Personal information
- Born: April 6, 1967 (age 59) Ufa, Soviet Union

Sport
- Sport: Swimming

Medal record
Representing the Unified Team
Olympic Games
| Gold medal – first place | 1992 Barcelona | 4×200 m freestyle |
| Silver medal – second place | 1992 Barcelona | 4×100 m freestyle |
World Championships (LC)
Representing the Soviet Union
| Silver medal – second place | 1991 Perth | 4x100 m medley |
| Bronze medal – third place | 1991 Perth | 4×100 m freestyle |
European Championships
Representing the Soviet Union
| Gold medal – first place | 1991 Athens | 4×100 m freestyle |
| Gold medal – first place | 1991 Athens | 4×200 m freestyle |
| Bronze medal – third place | 1987 Strasbourg | 4×100 m freestyle |

= Veniamin Tayanovich =

Russian swimmer (born 1967)

Veniamin Igorevich Tayanovich (Вениамин Игоревич Таянович; born 6 April 1967) is a retired Russian freestyle swimmer.

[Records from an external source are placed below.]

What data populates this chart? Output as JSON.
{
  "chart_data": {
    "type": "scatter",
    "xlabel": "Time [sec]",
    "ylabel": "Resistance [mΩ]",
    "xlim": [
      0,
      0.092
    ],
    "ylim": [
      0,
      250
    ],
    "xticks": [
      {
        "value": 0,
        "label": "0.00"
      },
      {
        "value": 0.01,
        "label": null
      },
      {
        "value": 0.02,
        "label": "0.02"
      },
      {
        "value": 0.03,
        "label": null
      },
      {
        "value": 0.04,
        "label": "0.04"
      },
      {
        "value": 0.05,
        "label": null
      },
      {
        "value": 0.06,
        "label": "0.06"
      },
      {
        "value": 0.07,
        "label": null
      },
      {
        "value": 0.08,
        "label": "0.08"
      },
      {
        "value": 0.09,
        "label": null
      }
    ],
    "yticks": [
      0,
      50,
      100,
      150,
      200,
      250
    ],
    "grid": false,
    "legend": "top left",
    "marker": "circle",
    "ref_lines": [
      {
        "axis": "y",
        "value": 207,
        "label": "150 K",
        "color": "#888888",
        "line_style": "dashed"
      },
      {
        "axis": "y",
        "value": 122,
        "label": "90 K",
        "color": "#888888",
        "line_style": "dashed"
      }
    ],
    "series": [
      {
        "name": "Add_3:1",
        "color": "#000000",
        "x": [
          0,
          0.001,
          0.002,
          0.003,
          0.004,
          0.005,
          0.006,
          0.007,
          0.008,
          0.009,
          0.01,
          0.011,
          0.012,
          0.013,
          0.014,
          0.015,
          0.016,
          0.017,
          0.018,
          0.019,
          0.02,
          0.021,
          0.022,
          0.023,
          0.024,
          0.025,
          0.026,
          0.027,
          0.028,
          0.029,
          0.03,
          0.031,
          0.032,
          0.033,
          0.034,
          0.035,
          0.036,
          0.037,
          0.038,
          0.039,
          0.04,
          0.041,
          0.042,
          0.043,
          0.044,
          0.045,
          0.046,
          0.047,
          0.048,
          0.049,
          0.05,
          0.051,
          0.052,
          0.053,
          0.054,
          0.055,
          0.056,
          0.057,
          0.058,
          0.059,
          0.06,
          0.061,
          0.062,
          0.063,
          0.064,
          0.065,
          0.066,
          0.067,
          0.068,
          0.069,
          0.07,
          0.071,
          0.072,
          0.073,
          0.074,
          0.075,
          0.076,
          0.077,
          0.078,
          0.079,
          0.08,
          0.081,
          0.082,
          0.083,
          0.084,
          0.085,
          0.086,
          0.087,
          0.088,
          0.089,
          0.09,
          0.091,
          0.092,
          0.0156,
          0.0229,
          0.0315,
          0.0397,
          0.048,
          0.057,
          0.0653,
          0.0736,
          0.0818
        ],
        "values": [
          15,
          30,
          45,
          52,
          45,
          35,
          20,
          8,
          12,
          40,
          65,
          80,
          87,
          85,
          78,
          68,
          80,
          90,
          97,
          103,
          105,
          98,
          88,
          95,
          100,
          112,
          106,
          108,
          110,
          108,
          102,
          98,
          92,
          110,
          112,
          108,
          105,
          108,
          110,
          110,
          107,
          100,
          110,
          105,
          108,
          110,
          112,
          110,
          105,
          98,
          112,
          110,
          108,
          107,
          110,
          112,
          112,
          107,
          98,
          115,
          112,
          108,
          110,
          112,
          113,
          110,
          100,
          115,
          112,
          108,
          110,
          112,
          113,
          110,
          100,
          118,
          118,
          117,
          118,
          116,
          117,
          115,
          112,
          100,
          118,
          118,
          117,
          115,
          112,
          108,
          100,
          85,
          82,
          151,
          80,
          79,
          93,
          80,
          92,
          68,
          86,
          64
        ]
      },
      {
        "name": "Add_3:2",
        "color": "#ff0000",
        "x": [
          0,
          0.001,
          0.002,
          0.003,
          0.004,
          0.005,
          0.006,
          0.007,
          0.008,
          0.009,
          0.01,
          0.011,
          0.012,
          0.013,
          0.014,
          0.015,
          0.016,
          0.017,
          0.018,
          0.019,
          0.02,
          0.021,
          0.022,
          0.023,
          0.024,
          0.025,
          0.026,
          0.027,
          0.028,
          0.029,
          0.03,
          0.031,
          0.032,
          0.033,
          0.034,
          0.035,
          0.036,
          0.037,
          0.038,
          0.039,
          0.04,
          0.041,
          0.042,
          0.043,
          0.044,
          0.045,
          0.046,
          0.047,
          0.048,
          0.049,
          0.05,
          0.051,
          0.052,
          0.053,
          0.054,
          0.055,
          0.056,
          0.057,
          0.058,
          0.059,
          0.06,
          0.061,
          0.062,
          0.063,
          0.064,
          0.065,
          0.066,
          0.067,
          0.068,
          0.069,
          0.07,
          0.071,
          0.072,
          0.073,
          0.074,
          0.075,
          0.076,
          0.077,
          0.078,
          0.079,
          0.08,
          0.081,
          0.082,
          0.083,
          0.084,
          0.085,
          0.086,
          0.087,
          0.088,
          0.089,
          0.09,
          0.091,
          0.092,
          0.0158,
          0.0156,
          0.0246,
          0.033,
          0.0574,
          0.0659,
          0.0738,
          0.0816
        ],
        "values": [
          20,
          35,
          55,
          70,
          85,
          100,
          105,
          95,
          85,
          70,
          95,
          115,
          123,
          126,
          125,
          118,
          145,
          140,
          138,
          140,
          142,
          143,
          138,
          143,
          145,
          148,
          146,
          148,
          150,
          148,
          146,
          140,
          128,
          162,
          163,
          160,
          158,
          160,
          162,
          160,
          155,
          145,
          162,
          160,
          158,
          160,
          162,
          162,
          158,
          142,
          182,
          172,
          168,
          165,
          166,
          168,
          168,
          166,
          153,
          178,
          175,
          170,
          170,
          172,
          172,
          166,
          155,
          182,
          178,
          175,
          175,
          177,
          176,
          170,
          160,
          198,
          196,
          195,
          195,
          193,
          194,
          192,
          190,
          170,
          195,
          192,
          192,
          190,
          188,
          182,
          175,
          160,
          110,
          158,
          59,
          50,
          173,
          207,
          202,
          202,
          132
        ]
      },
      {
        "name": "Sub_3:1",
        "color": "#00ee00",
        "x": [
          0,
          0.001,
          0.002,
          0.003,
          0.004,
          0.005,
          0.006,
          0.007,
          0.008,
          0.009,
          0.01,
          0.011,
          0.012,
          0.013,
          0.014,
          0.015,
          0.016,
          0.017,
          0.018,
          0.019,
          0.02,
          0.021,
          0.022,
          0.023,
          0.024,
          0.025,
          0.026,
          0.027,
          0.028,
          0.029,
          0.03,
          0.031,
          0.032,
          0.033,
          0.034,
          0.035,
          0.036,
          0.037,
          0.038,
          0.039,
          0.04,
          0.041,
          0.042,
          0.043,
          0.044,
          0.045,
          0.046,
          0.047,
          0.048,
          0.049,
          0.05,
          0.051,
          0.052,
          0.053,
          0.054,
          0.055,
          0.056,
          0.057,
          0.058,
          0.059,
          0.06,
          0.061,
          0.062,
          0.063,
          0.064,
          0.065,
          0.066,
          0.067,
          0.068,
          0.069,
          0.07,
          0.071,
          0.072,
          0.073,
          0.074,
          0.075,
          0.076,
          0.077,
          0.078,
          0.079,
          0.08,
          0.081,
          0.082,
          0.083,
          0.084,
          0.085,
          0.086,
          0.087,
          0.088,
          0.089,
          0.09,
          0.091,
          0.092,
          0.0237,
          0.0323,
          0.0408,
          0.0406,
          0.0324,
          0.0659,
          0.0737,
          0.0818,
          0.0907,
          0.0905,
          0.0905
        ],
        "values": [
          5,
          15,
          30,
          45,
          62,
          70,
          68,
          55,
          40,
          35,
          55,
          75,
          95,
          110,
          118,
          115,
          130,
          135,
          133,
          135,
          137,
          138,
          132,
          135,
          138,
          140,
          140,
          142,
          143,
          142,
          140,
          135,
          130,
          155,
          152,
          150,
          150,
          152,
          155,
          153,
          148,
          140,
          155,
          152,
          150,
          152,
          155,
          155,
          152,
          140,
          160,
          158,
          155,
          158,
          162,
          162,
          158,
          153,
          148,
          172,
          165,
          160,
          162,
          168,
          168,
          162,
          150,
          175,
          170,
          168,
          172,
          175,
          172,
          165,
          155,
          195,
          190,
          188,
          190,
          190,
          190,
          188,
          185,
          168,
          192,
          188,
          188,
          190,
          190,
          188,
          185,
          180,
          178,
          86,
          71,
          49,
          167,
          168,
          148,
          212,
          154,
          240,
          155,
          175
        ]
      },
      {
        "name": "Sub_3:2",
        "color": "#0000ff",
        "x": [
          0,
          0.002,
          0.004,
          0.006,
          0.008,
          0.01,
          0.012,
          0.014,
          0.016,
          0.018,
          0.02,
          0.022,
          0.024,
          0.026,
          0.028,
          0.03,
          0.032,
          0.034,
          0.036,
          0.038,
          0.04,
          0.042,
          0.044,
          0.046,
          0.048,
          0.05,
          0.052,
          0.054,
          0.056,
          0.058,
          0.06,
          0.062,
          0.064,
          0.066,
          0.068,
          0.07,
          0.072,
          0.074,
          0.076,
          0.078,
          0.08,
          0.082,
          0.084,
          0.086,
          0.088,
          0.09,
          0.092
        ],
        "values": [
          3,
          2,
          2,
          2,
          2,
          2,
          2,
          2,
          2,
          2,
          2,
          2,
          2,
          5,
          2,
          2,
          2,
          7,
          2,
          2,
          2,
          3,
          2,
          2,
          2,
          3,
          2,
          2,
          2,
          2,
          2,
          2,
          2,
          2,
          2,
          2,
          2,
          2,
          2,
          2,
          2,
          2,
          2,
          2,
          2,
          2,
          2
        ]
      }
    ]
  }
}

Tayanovich is best known for winning the gold medal in the Men's 4 × 200 m Freestyle event at the 1992 Summer Olympics at Barcelona, alongside Vladimir Pyshnenko, Dmitry Lepikov, Aleksey Kudryavtsev (heats), Yury Mukhin (heats) and Yevgeny Sadovyi. At the same Olympic Games he also claimed the silver medal with the 4 × 100 m freestyle team, swimming in the qualifying heats.